Bertrand estaba dormido en el sofá, lo que demostró lo que todo el mundo sospechaba: que no subía las escaleras para dormir en su cama. Se despertó al instante, siempre ansioso por escuchar un buen cotilleo.
—Cielo —dijo—, salieron disparados a las dos de la mañana. Yo estaba dormido como un tronco cuando Lucia me despertó. Quería saber si le vendía la vieja máquina de coser.
—Espero que se la regalaras.
—Casi. Solo le he cobrado cincuenta dólares.
La señora Chaves hizo una mueca.
—¿Adónde han ido? ¿Por qué se han marchado en plena noche?
—Lo único que me ha dicho Lucia es que alguien la llamó para avisarla de que su marido regresaba y para decirle que debía volver. Me dijo que tenía que llegar antes que él.
—Pero ¿adónde? Quiero llamarla para saber si está bien.
—Me pidió que por favor no intentáramos ponernos en contacto con ella. —Bajó la voz—. Me dijo que nadie debía saber que Pedro y ella han estado aquí.

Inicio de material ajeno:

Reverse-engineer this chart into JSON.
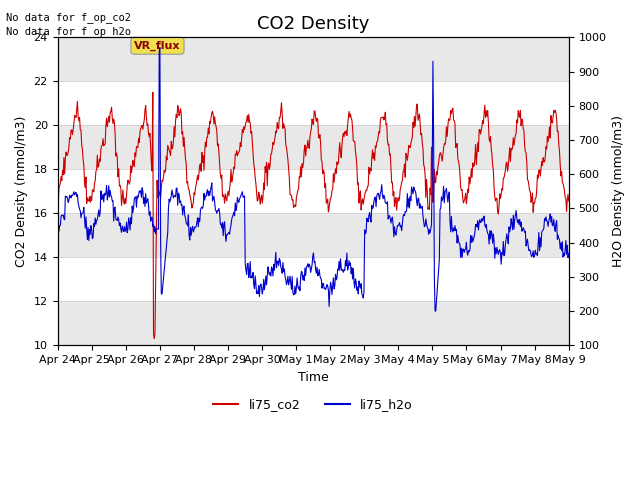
{
  "title": "CO2 Density",
  "xlabel": "Time",
  "ylabel_left": "CO2 Density (mmol/m3)",
  "ylabel_right": "H2O Density (mmol/m3)",
  "ylim_left": [
    10,
    24
  ],
  "ylim_right": [
    100,
    1000
  ],
  "yticks_left": [
    10,
    12,
    14,
    16,
    18,
    20,
    22,
    24
  ],
  "yticks_right": [
    100,
    200,
    300,
    400,
    500,
    600,
    700,
    800,
    900,
    1000
  ],
  "xtick_labels": [
    "Apr 24",
    "Apr 25",
    "Apr 26",
    "Apr 27",
    "Apr 28",
    "Apr 29",
    "Apr 30",
    "May 1",
    "May 2",
    "May 3",
    "May 4",
    "May 5",
    "May 6",
    "May 7",
    "May 8",
    "May 9"
  ],
  "no_data_text": [
    "No data for f_op_co2",
    "No data for f_op_h2o"
  ],
  "vr_flux_label": "VR_flux",
  "color_red": "#cc0000",
  "color_blue": "#0000cc",
  "legend_labels": [
    "li75_co2",
    "li75_h2o"
  ],
  "background_color": "#ffffff",
  "gray_band_color": "#e8e8e8",
  "title_fontsize": 13,
  "label_fontsize": 9,
  "tick_fontsize": 8,
  "n_days": 15,
  "pts_per_day": 48
}
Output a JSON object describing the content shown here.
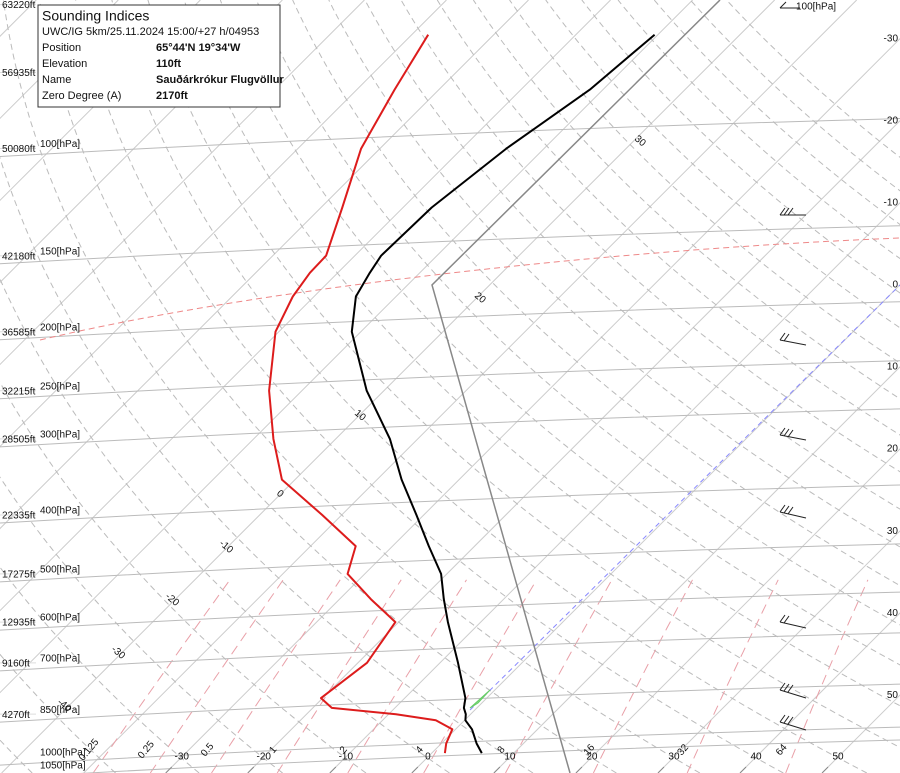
{
  "chart_data": {
    "type": "skewt",
    "info_box": {
      "title": "Sounding Indices",
      "subtitle": "UWC/IG 5km/25.11.2024 15:00/+27 h/04953",
      "rows": [
        [
          "Position",
          "65°44'N 19°34'W"
        ],
        [
          "Elevation",
          "110ft"
        ],
        [
          "Name",
          "Sauðárkrókur Flugvöllur"
        ],
        [
          "Zero Degree (A)",
          "2170ft"
        ]
      ]
    },
    "ylim": [
      1062,
      57
    ],
    "xlim": [
      -50.2,
      59.5
    ],
    "log_y": true,
    "pressure": [
      985,
      950,
      900,
      870,
      850,
      830,
      800,
      700,
      600,
      550,
      500,
      450,
      400,
      350,
      300,
      250,
      200,
      175,
      160,
      150,
      125,
      100,
      80,
      65
    ],
    "series": [
      {
        "color": "#000000",
        "values": [
          6.1,
          4.3,
          2.0,
          0.1,
          -0.6,
          -1.6,
          -2.6,
          -7.8,
          -14.0,
          -17.3,
          -20.7,
          -25.6,
          -30.9,
          -37.0,
          -43.4,
          -52.1,
          -61.1,
          -64.9,
          -66.1,
          -66.8,
          -66.5,
          -64.6,
          -61.6,
          -60.4
        ]
      },
      {
        "color": "#dd1c1c",
        "values": [
          1.6,
          0.6,
          -0.4,
          -3.5,
          -9.1,
          -17.7,
          -20.2,
          -18.9,
          -20.4,
          -26.2,
          -32.1,
          -34.5,
          -42.4,
          -51.6,
          -57.6,
          -64.0,
          -70.4,
          -72.6,
          -73.4,
          -73.5,
          -77.4,
          -82.3,
          -85.4,
          -88.0
        ]
      }
    ],
    "yticks": [
      {
        "value": 1050,
        "label": "1050[hPa]"
      },
      {
        "value": 1000,
        "label": "1000[hPa]"
      },
      {
        "value": 850,
        "label": "850[hPa]"
      },
      {
        "value": 700,
        "label": "700[hPa]"
      },
      {
        "value": 600,
        "label": "600[hPa]"
      },
      {
        "value": 500,
        "label": "500[hPa]"
      },
      {
        "value": 400,
        "label": "400[hPa]"
      },
      {
        "value": 300,
        "label": "300[hPa]"
      },
      {
        "value": 250,
        "label": "250[hPa]"
      },
      {
        "value": 200,
        "label": "200[hPa]"
      },
      {
        "value": 150,
        "label": "150[hPa]"
      },
      {
        "value": 100,
        "label": "100[hPa]"
      }
    ],
    "altitude_ticks": [
      {
        "value": 850,
        "label": "4270ft"
      },
      {
        "value": 700,
        "label": "9160ft"
      },
      {
        "value": 600,
        "label": "12935ft"
      },
      {
        "value": 500,
        "label": "17275ft"
      },
      {
        "value": 400,
        "label": "22335ft"
      },
      {
        "value": 300,
        "label": "28505ft"
      },
      {
        "value": 250,
        "label": "32215ft"
      },
      {
        "value": 200,
        "label": "36585ft"
      },
      {
        "value": 150,
        "label": "42180ft"
      },
      {
        "value": 100,
        "label": "50080ft"
      },
      {
        "value": 75,
        "label": "56935ft"
      },
      {
        "value": 58,
        "label": "63220ft"
      }
    ],
    "xticks": [
      -30,
      -20,
      -10,
      0,
      10,
      20,
      30,
      40,
      50
    ],
    "mixing_ratio": [
      0.125,
      0.25,
      0.5,
      1,
      2,
      4,
      8,
      16,
      32,
      64
    ],
    "diagonal_labels": [
      30,
      20,
      10,
      0,
      -10,
      -20,
      -30,
      -40
    ],
    "right_labels": [
      -30,
      -20,
      -10,
      0,
      10,
      20,
      30,
      40,
      50
    ],
    "wind_label": "100[hPa]"
  }
}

—Eso me suena muy mal. —La señora Chaves se sentó en el sofá, pero se puso de pie de un brinco—. ¡Por Dios! Paula va a pasarlo fatal. No quiero ni decírselo. Esto va a destrozarla. Adora a ese muchacho.
—Es un crío estupendo —convino Bertrand—. Con piel de porcelana. Espero que no se le estropee y que no permita que el sol se la arruine. Creo que mi buen cutis es producto de toda una vida alejado del sol.

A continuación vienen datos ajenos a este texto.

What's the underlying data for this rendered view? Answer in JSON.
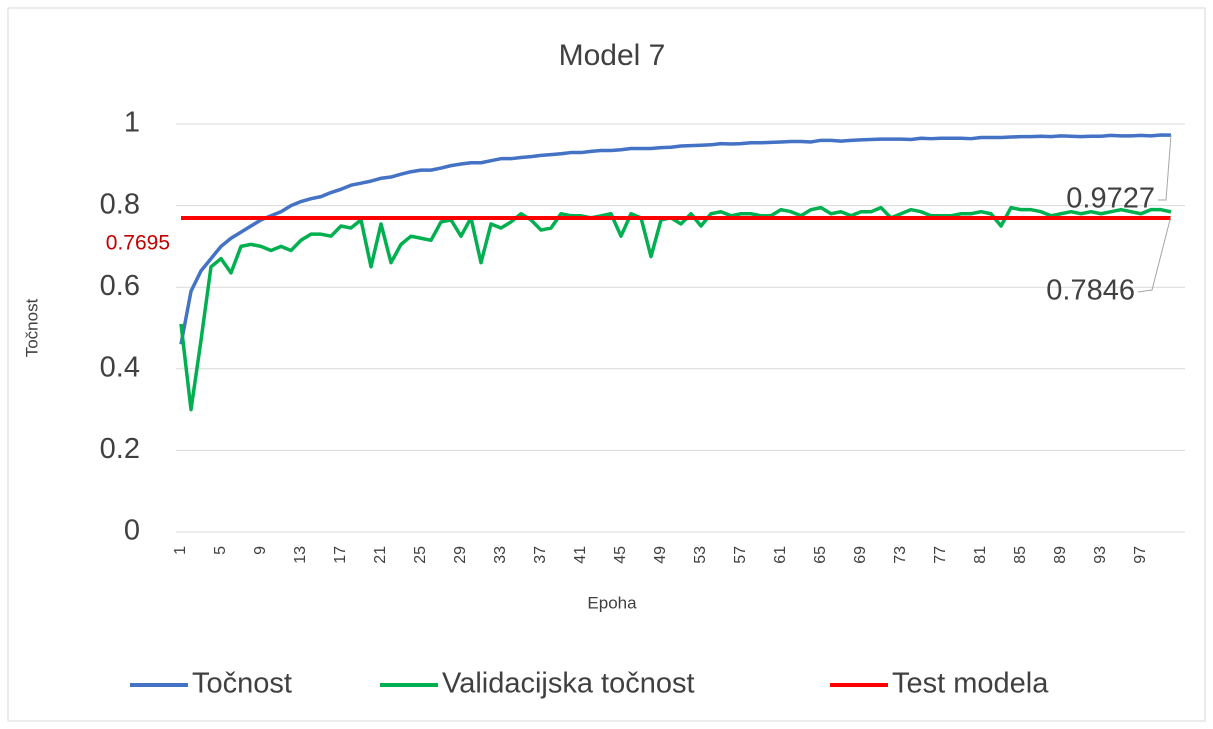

La señora Chaves volvió ceñuda junto a Paula para decirle que su amigo se había ido y que posiblemente nunca más volvería a verlo.
Paula se lo tomó mejor de lo que su madre esperaba. No hubo berrinches, ni lágrimas. Al menos delante de ella. No obstante, tardó semanas en volver a ser ella misma.
Su madre la llevó a Williamsburg para comprar un carísimo marco en el que colocar la única foto que Paula tenía de Pedro. Ambos estaban junto a sus bicis, sucios y muy sonrientes. Justo antes de que la señora Chaves hiciera la foto, Pedro le pasó a Paula un brazo por los hombros y ella hizo lo propio por la cintura. Era una foto muy tierna de dos niños, y quedaba estupenda en el marco que Paula eligió. Lo colocó en la mesita de noche, junto a su cama, para poder mirarla antes de dormirse y antes de levantarse por las mañanas.
Ya había pasado un mes de la marcha de Pedro y de su madre cuando Paula explotó. La familia acababa de sentarse a cenar y Ruben, su hermano mayor, le preguntó qué iba a hacer con la bici que Pedro había dejado abandonada.
—Nada —contestó ella—. No haré nada por culpa del cabrón de su padre.
Todo el mundo se quedó pasmado.
—¿Qué has dicho? —susurró la señora Chaves con incredulidad.
—El cabr...
—Te he oído —la interrumpió—. No pienso permitir que una niña de ocho años utilice ese vocabulario en mi casa. ¡A tu cuarto ahora mismo!
—Pero, mamá —protestó Paula, sorprendida y al borde de las lágrimas—, así lo llamas tú siempre.
Su madre no dijo ni pío. Se limitó a señalar con un dedo y Paula abandonó la mesa. Apenas había cerrado la puerta de su dormitorio cuando escuchó que sus padres estallaban en carcajadas.
Paula cogió la foto de Pedro y la miró.
—Si estuvieras aquí, te enseñaría una palabrota.
Suspiró y se tendió en la cama a la espera de que su padre subiera para «hablar» con ella... y llevarle a escondidas algo de comer. Él hacía de bueno y su madre era la que impartía disciplina. Paula pensaba que era muy injusto que la castigaran por repetir algo que había escuchado decir a su madre varias veces.
—¡Qué cabrones son los padres! —murmuró al tiempo que estrechaba la foto de Pedro contra su pecho.
Nunca lo olvidaría, y jamás dejaría de buscarlo.